How many times can you divide \(n!\) in half until only one element is left?
\( \begin{align} 1=& \frac{n!}{2^k} \\ 2^k =& n! \\ k =& \log_2(n!) \end{align} \)
We need to do \(\log_2(n!)\) comparisons. This probably won’t be an integer, so we can round up \(\lceil \log_2(n!) \rceil\).
\(\lceil \log_2(3!) \rceil = \lceil 2.58\cdots \rceil = 3\)
\(\lceil \log_2(5!) \rceil = \lceil 6.9\cdots \rceil = 7\)
\(\lceil \log_2(22!) \rceil = \lceil 69.92\cdots \rceil = 70\)
\(\lceil \log_2(100!) \rceil = \lceil 524.76\cdots \rceil = 525\)
In the real world, it would not be worth anyone’s time or effort to find the perfect 525 comparisons to sort 100 elements.
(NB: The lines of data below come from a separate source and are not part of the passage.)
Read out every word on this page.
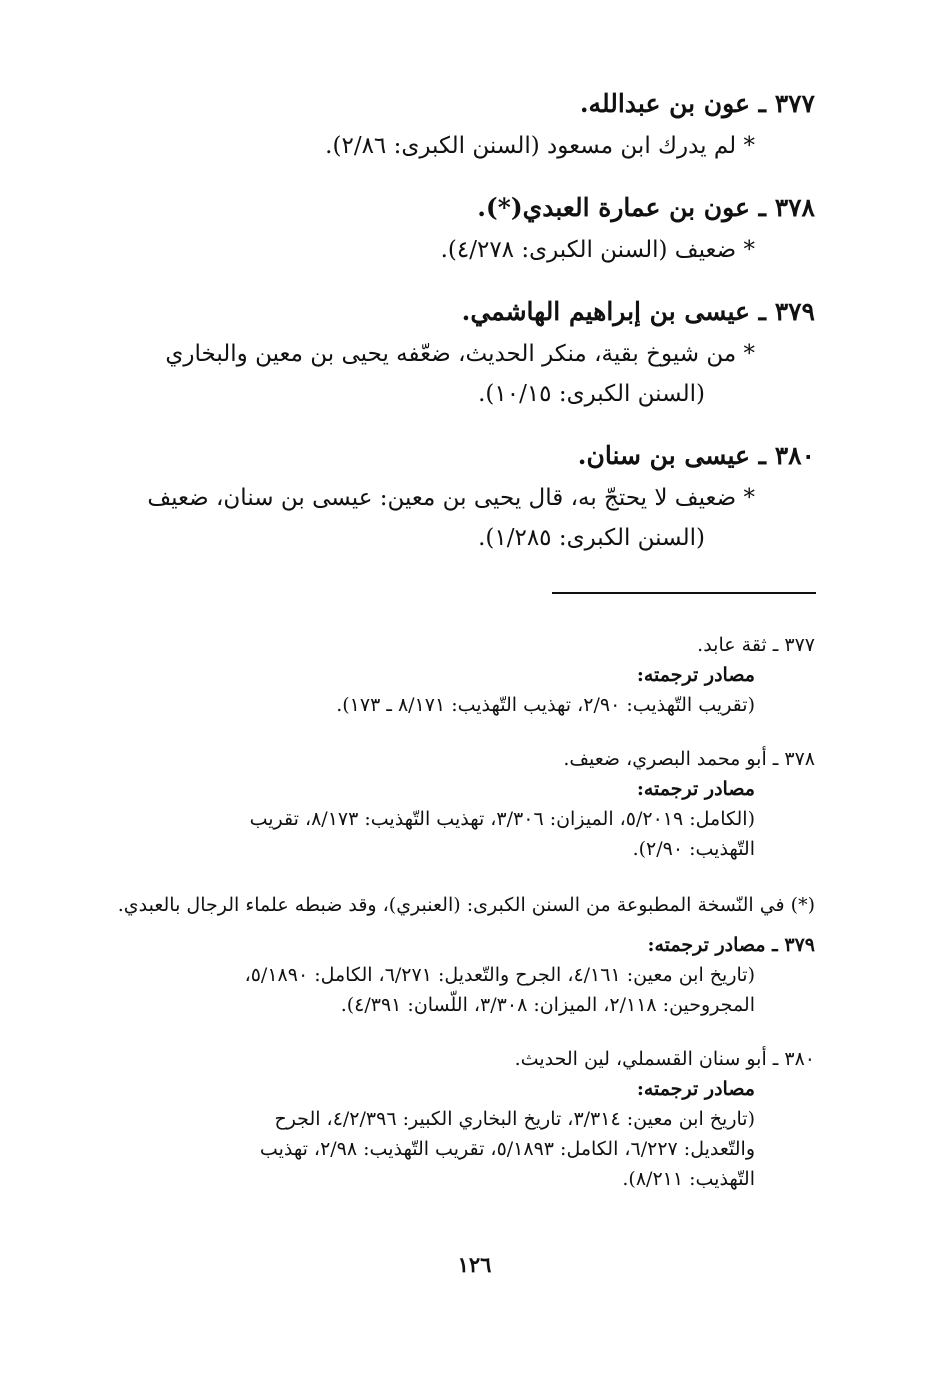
٣٧٧ ـ عون بن عبدالله.
* لم يدرك ابن مسعود (السنن الكبرى: ٢/٨٦).
٣٧٨ ـ عون بن عمارة العبدي(*).
* ضعيف (السنن الكبرى: ٤/٢٧٨).
٣٧٩ ـ عيسى بن إبراهيم الهاشمي.
* من شيوخ بقية، منكر الحديث، ضعّفه يحيى بن معين والبخاري
(السنن الكبرى: ١٠/١٥).
٣٨٠ ـ عيسى بن سنان.
* ضعيف لا يحتجّ به، قال يحيى بن معين: عيسى بن سنان، ضعيف
(السنن الكبرى: ١/٢٨٥).
٣٧٧ ـ ثقة عابد.
مصادر ترجمته:
(تقريب التّهذيب: ٢/٩٠، تهذيب التّهذيب: ٨/١٧١ ـ ١٧٣).
٣٧٨ ـ أبو محمد البصري، ضعيف.
مصادر ترجمته:
(الكامل: ٥/٢٠١٩، الميزان: ٣/٣٠٦، تهذيب التّهذيب: ٨/١٧٣، تقريب
التّهذيب: ٢/٩٠).
(*) في النّسخة المطبوعة من السنن الكبرى: (العنبري)، وقد ضبطه علماء الرجال بالعبدي.
٣٧٩ ـ مصادر ترجمته:
(تاريخ ابن معين: ٤/١٦١، الجرح والتّعديل: ٦/٢٧١، الكامل: ٥/١٨٩٠،
المجروحين: ٢/١١٨، الميزان: ٣/٣٠٨، اللّسان: ٤/٣٩١).
٣٨٠ ـ أبو سنان القسملي، لين الحديث.
مصادر ترجمته:
(تاريخ ابن معين: ٣/٣١٤، تاريخ البخاري الكبير: ٤/٢/٣٩٦، الجرح
والتّعديل: ٦/٢٢٧، الكامل: ٥/١٨٩٣، تقريب التّهذيب: ٢/٩٨، تهذيب
التّهذيب: ٨/٢١١).
١٢٦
We want to come as close as possible. These bounds can give us a target for our implementations.
What Big Oh class do we want our algorithms to fall in?
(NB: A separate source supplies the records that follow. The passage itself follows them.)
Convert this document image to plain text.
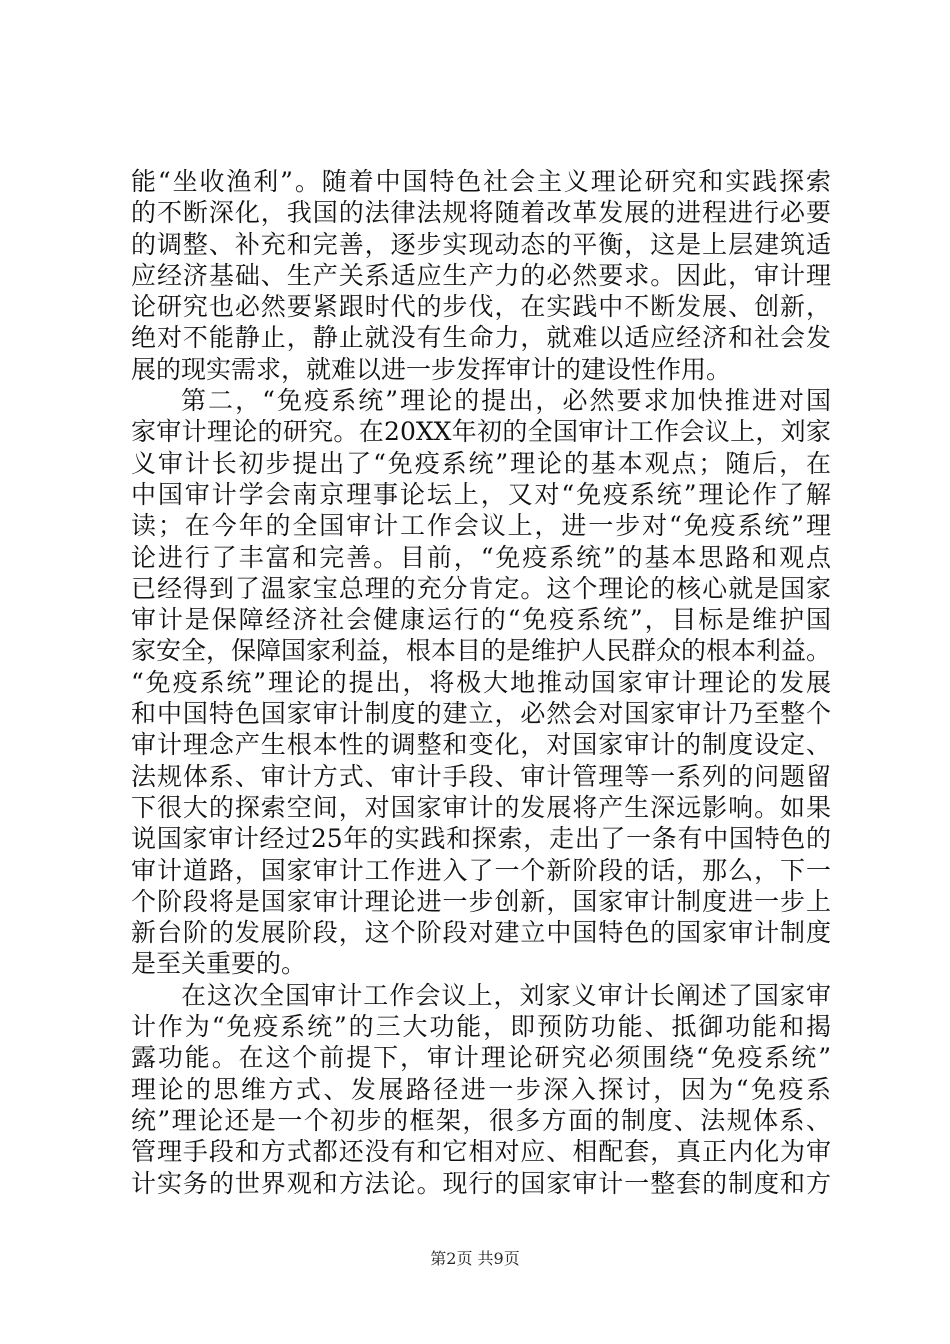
能“坐收渔利”。随着中国特色社会主义理论研究和实践探索
的不断深化，我国的法律法规将随着改革发展的进程进行必要
的调整、补充和完善，逐步实现动态的平衡，这是上层建筑适
应经济基础、生产关系适应生产力的必然要求。因此，审计理
论研究也必然要紧跟时代的步伐，在实践中不断发展、创新，
绝对不能静止，静止就没有生命力，就难以适应经济和社会发
展的现实需求，就难以进一步发挥审计的建设性作用。
第二，“免疫系统”理论的提出，必然要求加快推进对国
家审计理论的研究。在20XX年初的全国审计工作会议上，刘家
义审计长初步提出了“免疫系统”理论的基本观点；随后，在
中国审计学会南京理事论坛上，又对“免疫系统”理论作了解
读；在今年的全国审计工作会议上，进一步对“免疫系统”理
论进行了丰富和完善。目前，“免疫系统”的基本思路和观点
已经得到了温家宝总理的充分肯定。这个理论的核心就是国家
审计是保障经济社会健康运行的“免疫系统”，目标是维护国
家安全，保障国家利益，根本目的是维护人民群众的根本利益。
“免疫系统”理论的提出，将极大地推动国家审计理论的发展
和中国特色国家审计制度的建立，必然会对国家审计乃至整个
审计理念产生根本性的调整和变化，对国家审计的制度设定、
法规体系、审计方式、审计手段、审计管理等一系列的问题留
下很大的探索空间，对国家审计的发展将产生深远影响。如果
说国家审计经过25年的实践和探索，走出了一条有中国特色的
审计道路，国家审计工作进入了一个新阶段的话，那么，下一
个阶段将是国家审计理论进一步创新，国家审计制度进一步上
新台阶的发展阶段，这个阶段对建立中国特色的国家审计制度
是至关重要的。
在这次全国审计工作会议上，刘家义审计长阐述了国家审
计作为“免疫系统”的三大功能，即预防功能、抵御功能和揭
露功能。在这个前提下，审计理论研究必须围绕“免疫系统”
理论的思维方式、发展路径进一步深入探讨，因为“免疫系
统”理论还是一个初步的框架，很多方面的制度、法规体系、
管理手段和方式都还没有和它相对应、相配套，真正内化为审
计实务的世界观和方法论。现行的国家审计一整套的制度和方
第2页 共9页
\( \begin{align} \lceil \log_2(n!) \rceil =& O( n \log_2(n)) \end{align} \)
If we can find an algorithm that sorts in \(O( n \log_2(n))\), we will be within a constant multiplier of the perfect solution.
Sort Five Elements¶
Given an array with exactly 5 elements, we can sort it using a maximum of seven comparisons.
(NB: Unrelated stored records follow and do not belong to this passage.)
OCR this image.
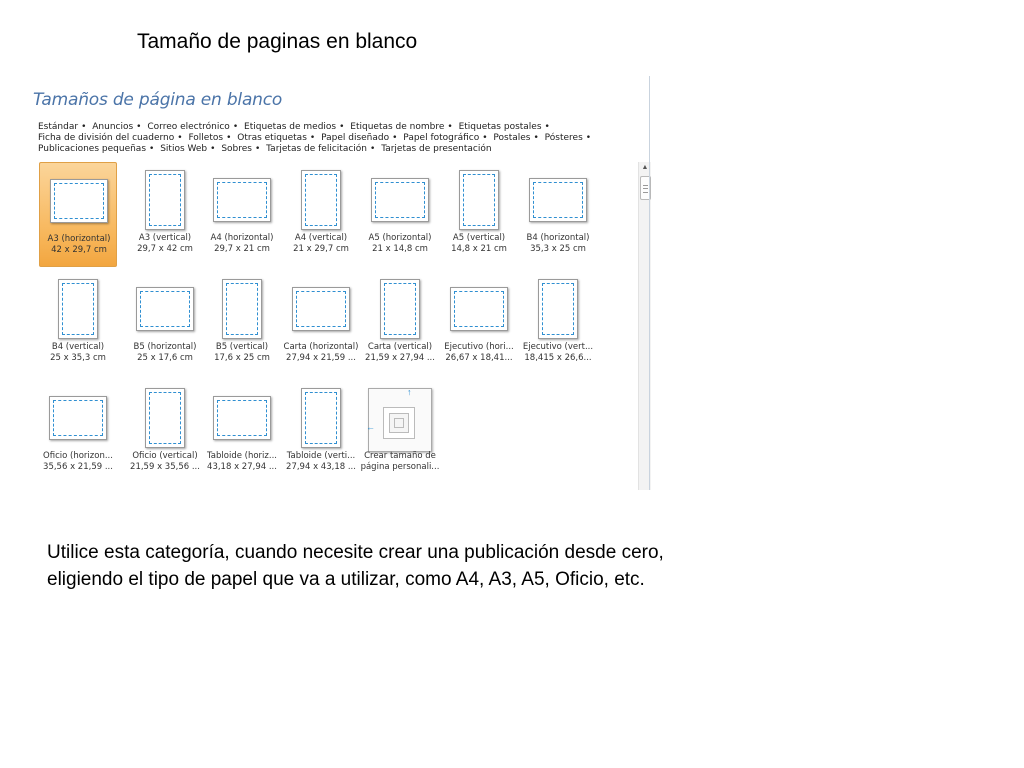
Tamaño de paginas en blanco
Tamaños de página en blanco
Estándar • Anuncios • Correo electrónico • Etiquetas de medios • Etiquetas de nombre • Etiquetas postales • Ficha de división del cuaderno • Folletos • Otras etiquetas • Papel diseñado • Papel fotográfico • Postales • Pósteres • Publicaciones pequeñas • Sitios Web • Sobres • Tarjetas de felicitación • Tarjetas de presentación
A3 (horizontal)
42 x 29,7 cm
A3 (vertical)
29,7 x 42 cm
A4 (horizontal)
29,7 x 21 cm
A4 (vertical)
21 x 29,7 cm
A5 (horizontal)
21 x 14,8 cm
A5 (vertical)
14,8 x 21 cm
B4 (horizontal)
35,3 x 25 cm
B4 (vertical)
25 x 35,3 cm
B5 (horizontal)
25 x 17,6 cm
B5 (vertical)
17,6 x 25 cm
Carta (horizontal)
27,94 x 21,59 ...
Carta (vertical)
21,59 x 27,94 ...
Ejecutivo (hori...
26,67 x 18,41...
Ejecutivo (vert...
18,415 x 26,6...
Oficio (horizon...
35,56 x 21,59 ...
Oficio (vertical)
21,59 x 35,56 ...
Tabloide (horiz...
43,18 x 27,94 ...
Tabloide (verti...
27,94 x 43,18 ...
↑
←
Crear tamaño de
página personali...
▲
Utilice esta categoría, cuando necesite crear una publicación desde cero,
eligiendo el tipo de papel que va a utilizar, como A4, A3, A5, Oficio, etc.
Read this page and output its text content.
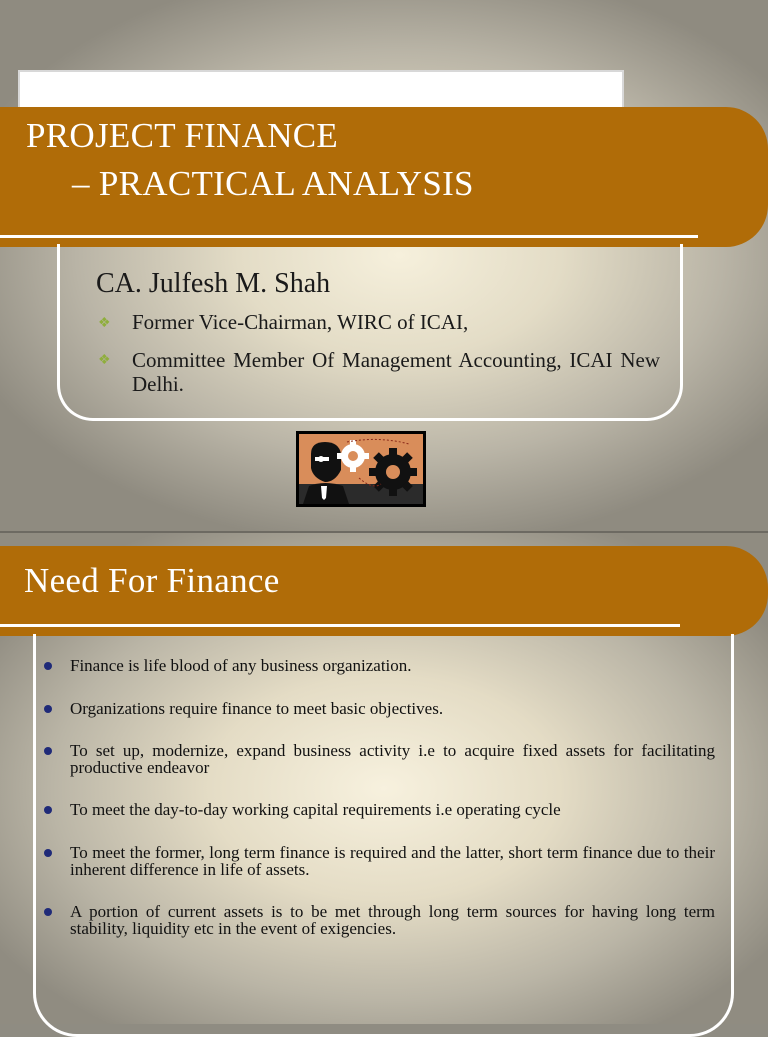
PROJECT FINANCE
– PRACTICAL ANALYSIS
CA. Julfesh M. Shah
❖ Former Vice-Chairman, WIRC of ICAI,
❖ Committee Member Of Management Accounting, ICAI New Delhi.
Need For Finance
Finance is life blood of any business organization.
Organizations require finance to meet basic objectives.
To set up, modernize, expand business activity i.e to acquire fixed assets for facilitating productive endeavor
To meet the day-to-day working capital requirements i.e operating cycle
To meet the former, long term finance is required and the latter, short term finance due to their inherent difference in life of assets.
A portion of current assets is to be met through long term sources for having long term stability, liquidity etc in the event of exigencies.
This is what we expect because \(5!=120\) and \(\log_2(120)=6.9...\).
This code is \(O(1)\), but it is only useful for an array with exactly \(5\) elements. In short, this kind of perfection is not worth the programmer’s effort. It does sort with the optimal number of comparisons.
In the best case, this algorithm does 6 comparisons. In the worst case, it does 7 comparisons.
This solution helped get Howard B. Demuth his Ph.D. in 1956 [Demuth, 1956].
Function sort5(A []int) {
//Only works for exactly 5 elements
//First Comparison
If A[0] > A[1] then
swap(A, 0, 1)
End If
//Second Comparison
If A[2] > A[3] then
swap(A, 2, 3)
End If
//Third Comparison
If A[1] > A[3] then
swap(A, 0, 2)
swap(A, 1, 3)
End If
//Fourth Comparison
If A[1] > A[4] then
//Fifth Comparison (Path A)
If A[0] > A[4] then
swap(A, 3, 4)
swap(A, 1, 3)
swap(A, 0, 1)
Else
swap(A, 3, 4)
swap(A, 1, 3)
End If
Else
//Fifth Comparison (Path B)
If A[3] > A[4] then
swap(A, 3, 4)
End If
End If
//Sixth Comparison
If A[2] > A[1] then
//Seventh Comparison (Path A)
If A[2] > A[3] then
swap(A, 2, 3)
End If
Else
//Seventh Comparison (Path B)
If A[0] > A[2] then
swap(A, 2, 1)
swap(A, 1, 0)
Else
swap(A, 2, 1)
End If
End If
End If
Sorting Algorithms¶
Let us review the four sorting algorithms we have already seen. We can now compare them to the imaginary perfect sort. There is also one more algorithm that we will see later in the term here called Heap Sort.
Algorithm |
Average Runtime |
Worst Runtime |
Worst Case Memory Usage |
---|---|---|---|
Bubble Sort |
\(O(n^2)\) |
\(O(n^2)\) |
\(O(1)\) |
Insertion Sort |
\(O(n^2)\) |
$O(n^2) |
\(O(1)\) |
Merge Sort |
\(O(n \log n)\) |
\(O( n \log n)\) |
\(O(n)\) |
Quick Sort |
\(O(n \log n)\) |
\(O(n^2)\) |
\(O(n)\) |
Heap Sort |
\(O(n \log n)\) |
\(O(n \log n)\) |
\(O(1)\) |
Note
There are optimizations that can get Quick Sort’s memory to \(O(\log n)\) in the worst case instead of just in the average case.
We determined the the perfect sort would be in the class \(O(n \log n)\). Two of the algorithms we have already seen, Merge Sort and Quick Sort, fall in the same asymptotic class as the perfect sort would. We may not be perfect, but we are at least in the same ballpark.